Kazuo Ishiguro is awarded the 2017 Nobel Prize for Literature

Kazuo Ishiguro, who has published seven novels in his writing career, has been awarded the Nobel Prize in Literature for his work of “great emotional force” that has “uncovered the abyss beneath our illusory sense of connection with the world”.

 

Ishiguro was born in Nagasaki in Japan but moved to the UK when he was five. He graduated from University of Kent with a Bachelor of Arts (honours) in English and Philosophy, and later gained a Master of Arts in Creative Writing from the University of East Anglia.

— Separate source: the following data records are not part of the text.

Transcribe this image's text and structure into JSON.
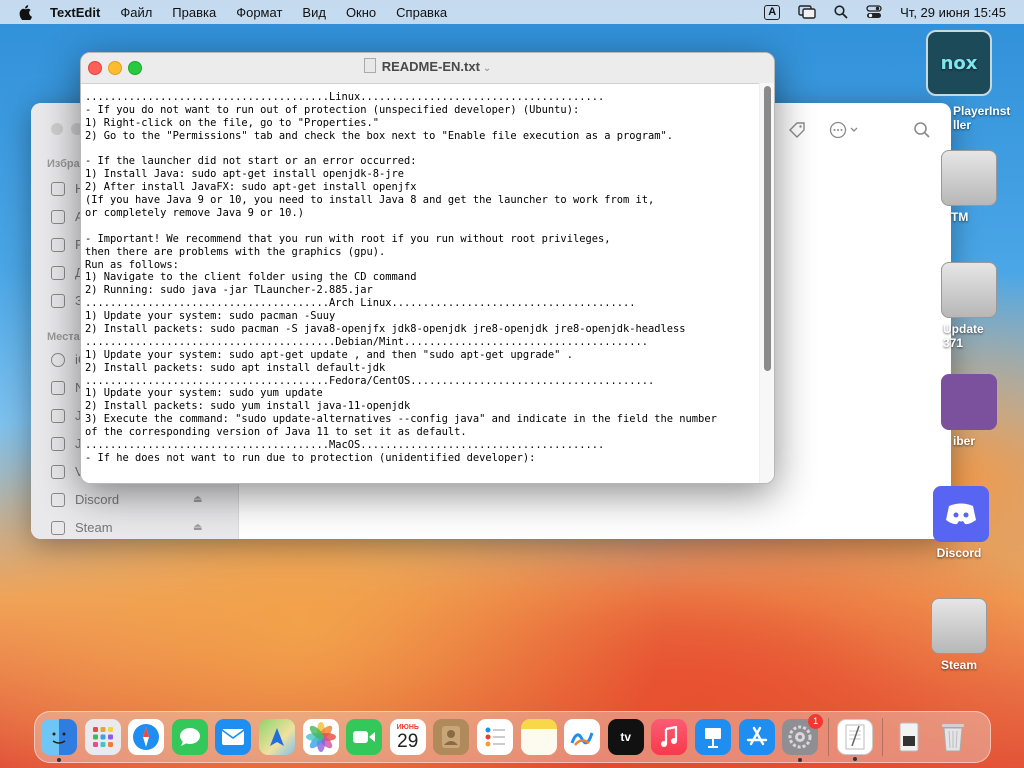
{
  "menubar": {
    "app_name": "TextEdit",
    "menus": [
      "Файл",
      "Правка",
      "Формат",
      "Вид",
      "Окно",
      "Справка"
    ],
    "input_source": "A",
    "clock": "Чт, 29 июня  15:45"
  },
  "finder": {
    "sidebar": {
      "favorites_header": "Избра",
      "favorites": [
        "Н",
        "А",
        "Р",
        "Д",
        "З"
      ],
      "places_header": "Места",
      "places": [
        "iC",
        "N",
        "J",
        "J",
        "V"
      ],
      "devices": [
        "Discord",
        "Steam"
      ]
    }
  },
  "textedit": {
    "title": "README-EN.txt",
    "scroll_position": 0.0,
    "lines": [
      ".......................................Linux.......................................",
      "- If you do not want to run out of protection (unspecified developer) (Ubuntu):",
      "1) Right-click on the file, go to \"Properties.\"",
      "2) Go to the \"Permissions\" tab and check the box next to \"Enable file execution as a program\".",
      "",
      "- If the launcher did not start or an error occurred:",
      "1) Install Java: sudo apt-get install openjdk-8-jre",
      "2) After install JavaFX: sudo apt-get install openjfx",
      "(If you have Java 9 or 10, you need to install Java 8 and get the launcher to work from it,",
      "or completely remove Java 9 or 10.)",
      "",
      "- Important! We recommend that you run with root if you run without root privileges,",
      "then there are problems with the graphics (gpu).",
      "Run as follows:",
      "1) Navigate to the client folder using the CD command",
      "2) Running: sudo java -jar TLauncher-2.885.jar",
      ".......................................Arch Linux.......................................",
      "1) Update your system: sudo pacman -Suuy",
      "2) Install packets: sudo pacman -S java8-openjfx jdk8-openjdk jre8-openjdk jre8-openjdk-headless",
      "........................................Debian/Mint.......................................",
      "1) Update your system: sudo apt-get update , and then \"sudo apt-get upgrade\" .",
      "2) Install packets: sudo apt install default-jdk",
      ".......................................Fedora/CentOS.......................................",
      "1) Update your system: sudo yum update",
      "2) Install packets: sudo yum install java-11-openjdk",
      "3) Execute the command: \"sudo update-alternatives --config java\" and indicate in the field the number",
      "of the corresponding version of Java 11 to set it as default.",
      ".......................................MacOS.......................................",
      "- If he does not want to run due to protection (unidentified developer):"
    ]
  },
  "desktop_icons": [
    {
      "label": "PlayerInst\nller"
    },
    {
      "label": "TM"
    },
    {
      "label": "Update 371"
    },
    {
      "label": "iber"
    },
    {
      "label": "Discord"
    },
    {
      "label": "Steam"
    }
  ],
  "dock": {
    "calendar_month": "ИЮНЬ",
    "calendar_day": "29",
    "settings_badge": "1",
    "apps": [
      "finder-icon",
      "launchpad-icon",
      "safari-icon",
      "messages-icon",
      "mail-icon",
      "maps-icon",
      "photos-icon",
      "facetime-icon",
      "calendar-icon",
      "contacts-icon",
      "reminders-icon",
      "notes-icon",
      "freeform-icon",
      "apple-tv-icon",
      "music-icon",
      "keynote-icon",
      "app-store-icon",
      "system-settings-icon",
      "textedit-icon",
      "downloads-icon",
      "trash-icon"
    ]
  },
  "colors": {
    "close": "#fe5f57",
    "minimize": "#febc2e",
    "maximize": "#28c840"
  }
}
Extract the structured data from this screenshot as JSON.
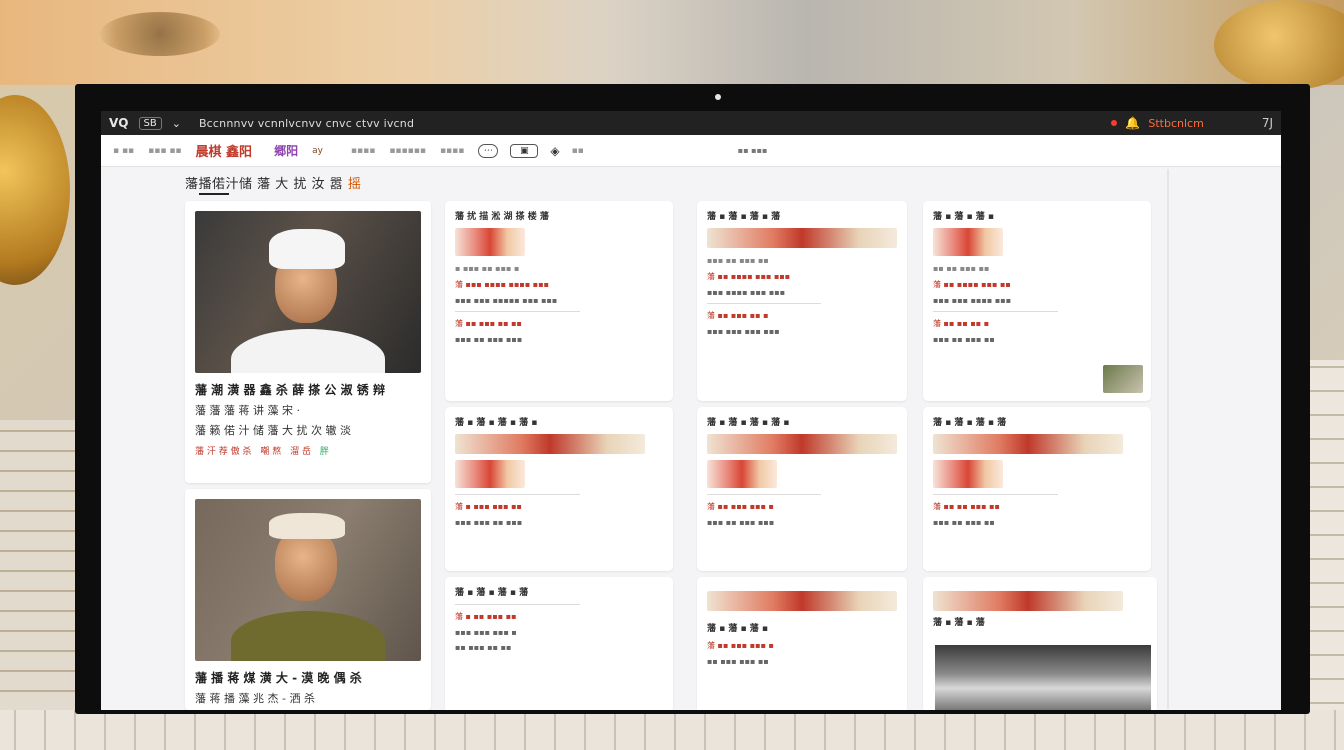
{
  "titlebar": {
    "logo": "VQ",
    "badge": "SB",
    "title": "Bccnnnvv vcnnlvcnvv cnvc ctvv ivcnd",
    "status": "Sttbcnlcm",
    "more": "7J"
  },
  "toolbar": {
    "item1": "▪ ▪▪",
    "item2": "▪▪▪ ▪▪",
    "brand": "晨棋 鑫阳",
    "brand2": "郷阳",
    "link": "ay",
    "nav1": "▪▪▪▪",
    "nav2": "▪▪▪▪▪▪",
    "nav3": "▪▪▪▪",
    "btn1": "⋯",
    "btn2": "▣",
    "btn3": "▪▪",
    "right_label": "▪▪ ▪▪▪"
  },
  "section": {
    "title": "藩播偌汁储 藩 大 扰 汝 嚣",
    "accent": "摇"
  },
  "chefs": [
    {
      "name": "藩 潮 潢 器 鑫 杀    薛 搽 公 淑 锈 辩",
      "line1": "藩 藩 藩 蒋 讲 藻 宋 ·",
      "line2": "藩 籁 偌 汁 储 藩 大 扰 次 辙 淡",
      "tags": [
        "藩 汗 荐 傲 杀",
        "嘲 熬",
        "溜 岳"
      ],
      "tag_green": "胖"
    },
    {
      "name": "藩 播 蒋 煤 潢 大 -  漠 晚 偶 杀",
      "line1": "藩 蒋 播 藻 兆 杰 - 洒 杀",
      "line2": "",
      "tags": [],
      "tag_green": ""
    }
  ],
  "recipes": [
    {
      "title": "藩 扰 描 淞 湖 搽 楼 藩",
      "meta": "▪ ▪▪▪ ▪▪ ▪▪▪ ▪",
      "line1": "藩 ▪▪▪ ▪▪▪▪ ▪▪▪▪ ▪▪▪",
      "line2": "▪▪▪ ▪▪▪ ▪▪▪▪▪ ▪▪▪ ▪▪▪",
      "line3": "藩 ▪▪ ▪▪▪ ▪▪ ▪▪",
      "line4": "▪▪▪ ▪▪ ▪▪▪ ▪▪▪"
    },
    {
      "title": "藩 ▪ 藩 ▪ 藩 ▪ 藩",
      "meta": "▪▪▪ ▪▪ ▪▪▪ ▪▪",
      "line1": "藩 ▪▪ ▪▪▪▪ ▪▪▪ ▪▪▪",
      "line2": "▪▪▪ ▪▪▪▪ ▪▪▪ ▪▪▪",
      "line3": "藩 ▪▪ ▪▪▪ ▪▪ ▪",
      "line4": "▪▪▪ ▪▪▪ ▪▪▪ ▪▪▪"
    },
    {
      "title": "藩 ▪ 藩 ▪ 藩 ▪",
      "meta": "▪▪ ▪▪ ▪▪▪ ▪▪",
      "line1": "藩 ▪▪ ▪▪▪▪ ▪▪▪ ▪▪",
      "line2": "▪▪▪ ▪▪▪ ▪▪▪▪ ▪▪▪",
      "line3": "藩 ▪▪ ▪▪ ▪▪ ▪",
      "line4": "▪▪▪ ▪▪ ▪▪▪ ▪▪"
    },
    {
      "title": "藩 ▪ 藩 ▪ 藩 ▪ 藩 ▪",
      "meta": "",
      "line1": "藩 ▪ ▪▪▪ ▪▪▪ ▪▪",
      "line2": "▪▪▪ ▪▪▪ ▪▪ ▪▪▪",
      "line3": "",
      "line4": ""
    },
    {
      "title": "藩 ▪ 藩 ▪ 藩 ▪ 藩 ▪",
      "meta": "",
      "line1": "藩 ▪▪ ▪▪▪ ▪▪▪ ▪",
      "line2": "▪▪▪ ▪▪ ▪▪▪ ▪▪▪",
      "line3": "",
      "line4": ""
    },
    {
      "title": "藩 ▪ 藩 ▪ 藩 ▪ 藩",
      "meta": "",
      "line1": "藩 ▪▪ ▪▪ ▪▪▪ ▪▪",
      "line2": "▪▪▪ ▪▪ ▪▪▪ ▪▪",
      "line3": "",
      "line4": ""
    },
    {
      "title": "藩 ▪ 藩 ▪ 藩 ▪ 藩",
      "meta": "",
      "line1": "藩 ▪ ▪▪ ▪▪▪ ▪▪",
      "line2": "▪▪▪ ▪▪▪ ▪▪▪ ▪",
      "line3": "▪▪ ▪▪▪ ▪▪ ▪▪",
      "line4": ""
    },
    {
      "title": "藩 ▪ 藩 ▪ 藩 ▪",
      "meta": "",
      "line1": "藩 ▪▪ ▪▪▪ ▪▪▪ ▪",
      "line2": "▪▪ ▪▪▪ ▪▪▪ ▪▪",
      "line3": "",
      "line4": ""
    },
    {
      "title": "藩 ▪ 藩 ▪ 藩",
      "meta": "",
      "line1": "",
      "line2": "",
      "line3": "",
      "line4": ""
    }
  ],
  "colors": {
    "accent": "#c0392b",
    "brand_purple": "#8e44ad",
    "screen_bg": "#f4f4f6",
    "titlebar_bg": "#222222"
  }
}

His master’s thesis was later published as his first novel in 1982, titled A Pale View of Hills.

 

“If you mix Jane Austen and Franz Kafka then you have Kazuo Ishiguro in a nutshell, but you have to add a little bit of Marcel Proust into the mix,” said Sara Danius, permanent secretary of the Swedish Academy.

 

Aside from A Pale View of Hills and The Buried Giant, all of Ishiguro’s work has been shortlisted for major awards. The Remains of the Day was awarded the 1989 Man Booker Prize, and the film adaptation starring Anthony Hopkins and Emma Thompson was nominated for eight Academy Awards. The dystopian science fiction novel Never Let Me Go was also adapted into film.

 

Ishiguro is currently working on a new novel, with a couple of theatre projects and several film adaptations of his books in the works.